What are precious metals?

As we know, gold and silver have been regarded as some of the most precious metals in the world and still hold their position to this day. Although their value fluctuates all through the year, they will never become useless or obsolete.

There are a few precious metals that regular investors invest in to increase the scope of their portfolios. These include gold, silver and platinum. Although there are other metals that are available for trade including copper, zinc and lead, these are not necessarily precious and are suited for intraday trading.

Unlike stocks and other securities, it is impossible to predict how the market will perceive the value of these precious metals. There are no companies involved to base the value of these metals on their performance. So it becomes extremely tough to say when and why people will start buying and hoarding them or start selling them.

Precious metals are traded on the bullion market.

However, based on experience, it is safe to assume that the following factors will impact the value of precious metals.

When there is rampant instability in bank rates and the political scenario is changing the face of the government constantly, then it will be difficult for you to trust these institutions with your money and so, precious metals will make for safe bets.

When there is instability in the stock market and stock prices are plummeting then people will turn to precious metals to help safeguard their monetary investments.

Remember that this investment is specifically for gold and silver bars and coins and not necessarily the jewelry made out of it (although that is also an option). Jewelry will be marked up owing to making costs and wastages and people will get lesser precious metal for the same price.

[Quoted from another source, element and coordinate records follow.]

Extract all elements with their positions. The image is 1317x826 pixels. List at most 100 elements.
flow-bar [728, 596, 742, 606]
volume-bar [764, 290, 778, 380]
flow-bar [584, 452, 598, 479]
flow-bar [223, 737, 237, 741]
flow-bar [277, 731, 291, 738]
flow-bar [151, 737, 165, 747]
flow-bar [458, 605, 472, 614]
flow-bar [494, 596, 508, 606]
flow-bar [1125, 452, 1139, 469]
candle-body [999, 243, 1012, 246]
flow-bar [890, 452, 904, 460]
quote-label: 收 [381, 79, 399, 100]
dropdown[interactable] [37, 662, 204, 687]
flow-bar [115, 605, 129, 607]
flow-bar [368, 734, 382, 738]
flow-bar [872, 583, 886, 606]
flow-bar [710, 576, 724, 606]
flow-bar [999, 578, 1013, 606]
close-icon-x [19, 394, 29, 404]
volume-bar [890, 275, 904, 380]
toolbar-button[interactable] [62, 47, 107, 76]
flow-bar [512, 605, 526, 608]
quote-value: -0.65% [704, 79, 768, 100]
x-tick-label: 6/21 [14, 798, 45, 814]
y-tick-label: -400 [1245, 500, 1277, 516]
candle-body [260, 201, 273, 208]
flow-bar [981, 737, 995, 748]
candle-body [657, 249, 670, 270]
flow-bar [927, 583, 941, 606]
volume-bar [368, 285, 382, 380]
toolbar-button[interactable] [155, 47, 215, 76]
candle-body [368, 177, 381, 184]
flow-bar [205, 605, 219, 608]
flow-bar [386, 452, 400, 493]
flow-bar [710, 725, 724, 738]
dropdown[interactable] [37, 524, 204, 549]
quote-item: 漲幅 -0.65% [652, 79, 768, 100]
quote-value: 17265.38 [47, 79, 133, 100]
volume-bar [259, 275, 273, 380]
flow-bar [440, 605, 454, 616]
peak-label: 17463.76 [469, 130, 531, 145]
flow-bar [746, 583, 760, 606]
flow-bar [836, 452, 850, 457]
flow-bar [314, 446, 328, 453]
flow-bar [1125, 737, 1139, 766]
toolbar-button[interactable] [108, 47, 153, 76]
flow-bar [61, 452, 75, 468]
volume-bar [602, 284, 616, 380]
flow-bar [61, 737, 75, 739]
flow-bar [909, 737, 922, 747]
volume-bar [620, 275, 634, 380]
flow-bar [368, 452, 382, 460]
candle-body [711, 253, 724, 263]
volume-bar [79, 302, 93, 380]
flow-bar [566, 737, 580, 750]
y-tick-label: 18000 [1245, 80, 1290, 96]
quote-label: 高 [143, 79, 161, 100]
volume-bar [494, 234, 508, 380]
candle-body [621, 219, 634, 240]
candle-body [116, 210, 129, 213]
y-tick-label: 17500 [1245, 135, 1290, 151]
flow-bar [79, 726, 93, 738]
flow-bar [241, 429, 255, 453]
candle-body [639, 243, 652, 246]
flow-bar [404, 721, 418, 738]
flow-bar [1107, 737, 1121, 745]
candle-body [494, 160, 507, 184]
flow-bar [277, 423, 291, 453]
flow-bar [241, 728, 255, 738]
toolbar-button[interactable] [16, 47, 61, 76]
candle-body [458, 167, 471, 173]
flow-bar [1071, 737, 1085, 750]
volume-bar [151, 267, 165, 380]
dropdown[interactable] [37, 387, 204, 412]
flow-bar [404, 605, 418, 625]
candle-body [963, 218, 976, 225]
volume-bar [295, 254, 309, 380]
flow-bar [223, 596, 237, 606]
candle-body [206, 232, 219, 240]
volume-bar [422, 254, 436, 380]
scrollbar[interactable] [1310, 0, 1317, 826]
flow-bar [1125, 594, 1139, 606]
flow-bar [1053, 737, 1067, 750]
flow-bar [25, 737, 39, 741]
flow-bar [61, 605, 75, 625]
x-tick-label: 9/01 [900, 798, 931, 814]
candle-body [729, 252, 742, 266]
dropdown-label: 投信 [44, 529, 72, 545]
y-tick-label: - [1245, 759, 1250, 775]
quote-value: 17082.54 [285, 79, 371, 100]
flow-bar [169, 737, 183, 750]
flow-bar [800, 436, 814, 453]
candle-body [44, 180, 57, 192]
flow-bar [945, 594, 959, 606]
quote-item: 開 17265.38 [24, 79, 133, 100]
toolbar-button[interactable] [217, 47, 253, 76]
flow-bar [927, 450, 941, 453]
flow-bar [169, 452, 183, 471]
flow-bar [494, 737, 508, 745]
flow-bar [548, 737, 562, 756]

Advantages of investing in precious metals

The advantage of investing in precious metals is that, they are not affected by inflation. So if stocks and other securities are going down owing to inflation, metal value will not plummet and remain stable. The value of precious metals will be universal in nature. That is, they will have a global value which is universal and can be flexibly traded across the globe. Unlike other forms of securities, you become the full and final owner of these metals once you buy them. Remember, the gold, silver or platinum you have today will always have a higher value tomorrow. If you buy it at rate X today and it is valued at rate Y tomorrow then Y will always be greater than X. However, this tomorrow might be a couple to a several years later.

Disadvantages of investing in precious metals

The major disadvantage of this type of investment is that, the initial investment will be quite large. You cannot buy a gold biscuit by having a small budget. You will need a substantial amount to buy a substantial amount of gold. You will also not receive any regular returns on your investments like dividends or interests on your precious metals.